I'm sure it is not like that these days and that the vast majority of the 32,640 registered referees are all-round good eggs with no malice in mind.

But even referees themselves acknowledge they are a breed apart. "Referees are a unique bunch of people," Peter Willis, the president of the Referees' Association, says. "And if you are an adjudicator in some ways I suppose you are a little Hitler. You have to be a dictator on occasions because you are charged with enforcing the laws.

"But referees are people who simply love football. I've got barristers and people from every occupation you could think about [including, presumably, as crowds wittily suggest, servers behind bars]."

There is something masochistic, though, about a man who is prepared to run up and down in ill-fitting shorts in front of 40,000 people who are suggesting that he is not much of a bloke. For this pleasure referees are paid from pounds 4 up to the pounds 325 the Premiership men receive.

In no other sport is the official so badly treated by either the spectators or participants. The respect of players usually leads to a similar response from the other side of the fence, both codes of rugby being a perfect example.

To protect their referees, the governing body of international footballer, Fifa, should perhaps consider borrowing elements from those games such as sin-bins and 10-metre retreats for arguing with decisions.

The decision that is most fascinating in football is the penalty, an area in which there is a great deal of referee psychology. You have got more chance of getting a penalty if either a) the other side has already had one; b) you have appealed for a few; c) you are 2-0 down; d) you are at home; e) you are Liverpool or Manchester United.

One of the great things about penalties, incidentally, is that when the award is contentious the benefiting manager never seems to get a good view of it.
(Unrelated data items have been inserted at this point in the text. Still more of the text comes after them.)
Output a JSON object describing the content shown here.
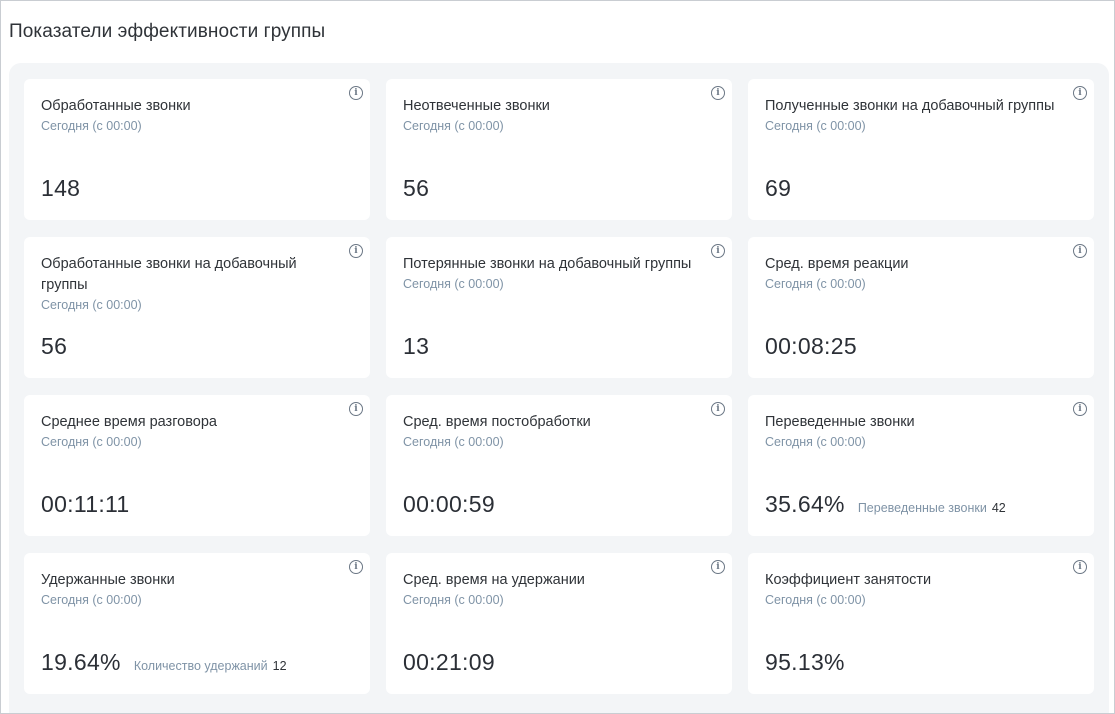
{
  "page": {
    "title": "Показатели эффективности группы"
  },
  "cards": [
    {
      "title": "Обработанные звонки",
      "subtitle": "Сегодня (с 00:00)",
      "value": "148"
    },
    {
      "title": "Неотвеченные звонки",
      "subtitle": "Сегодня (с 00:00)",
      "value": "56"
    },
    {
      "title": "Полученные звонки на добавочный группы",
      "subtitle": "Сегодня (с 00:00)",
      "value": "69"
    },
    {
      "title": "Обработанные звонки на добавочный группы",
      "subtitle": "Сегодня (с 00:00)",
      "value": "56"
    },
    {
      "title": "Потерянные звонки на добавочный группы",
      "subtitle": "Сегодня (с 00:00)",
      "value": "13"
    },
    {
      "title": "Сред. время реакции",
      "subtitle": "Сегодня (с 00:00)",
      "value": "00:08:25"
    },
    {
      "title": "Среднее время разговора",
      "subtitle": "Сегодня (с 00:00)",
      "value": "00:11:11"
    },
    {
      "title": "Сред. время постобработки",
      "subtitle": "Сегодня (с 00:00)",
      "value": "00:00:59"
    },
    {
      "title": "Переведенные звонки",
      "subtitle": "Сегодня (с 00:00)",
      "value": "35.64%",
      "extra_label": "Переведенные звонки",
      "extra_value": "42"
    },
    {
      "title": "Удержанные звонки",
      "subtitle": "Сегодня (с 00:00)",
      "value": "19.64%",
      "extra_label": "Количество удержаний",
      "extra_value": "12"
    },
    {
      "title": "Сред. время на удержании",
      "subtitle": "Сегодня (с 00:00)",
      "value": "00:21:09"
    },
    {
      "title": "Коэффициент занятости",
      "subtitle": "Сегодня (с 00:00)",
      "value": "95.13%"
    }
  ],
  "icons": {
    "info": "info-icon"
  },
  "colors": {
    "panel_bg": "#f3f5f7",
    "card_bg": "#ffffff",
    "subtitle": "#7f93a6",
    "text": "#2b2f36"
  }
}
Yet every time it is blatant he talks as if the incident has happened in his lap.

I was a linesman for Nottingham Forest Ladies a couple of times (it seemed a small price to pay as I later married the central midfielder), and it's not quite as easy as it looks, but then I was emotionally involved (I actually once broke my flag).

Other jobs at the football stadium have their problems. If you report on a game there is frequently a supernatural force which rolls your pencil off the table just at the time a goal is being scored. What's more, it happens to all the other hacks at the same moment, which is why, occasionally, the player named as providing the final cross is actually on loan to Grimsby at the time.

More than 6,000 people a year take the referee's exam and those that make it to the very top (there are currently 19 Premiership referees) will come under increasing pressure and scrutiny as money becomes an even greater god. One decision, in a championship decider, could cost millions of pounds. (This fluid factor is also what makes the cliche that the best team always wins the championship such a load of old junk).

Some say appointing ex-players or professionals is the way forward, but they do not have the present referees in their chorus. "There is no God- given right that former players should make good referees," Willis says. "It's like saying all burglars would make good policemen.

"And the money is irrelevant. Referees make mistakes whether you pay them pounds 20,000 a week or two pence a week. They are human beings."

But, for some reason, all these human beings in the British game seem to be small fellows. Referees should be like that tall, bald bloke in Serie A, the one who could play Blofeld in a Bond movie and looks as though he would pull a stiletto from his sock if you as much as queried the ball pressure. I bet he didn't make Airfix kits.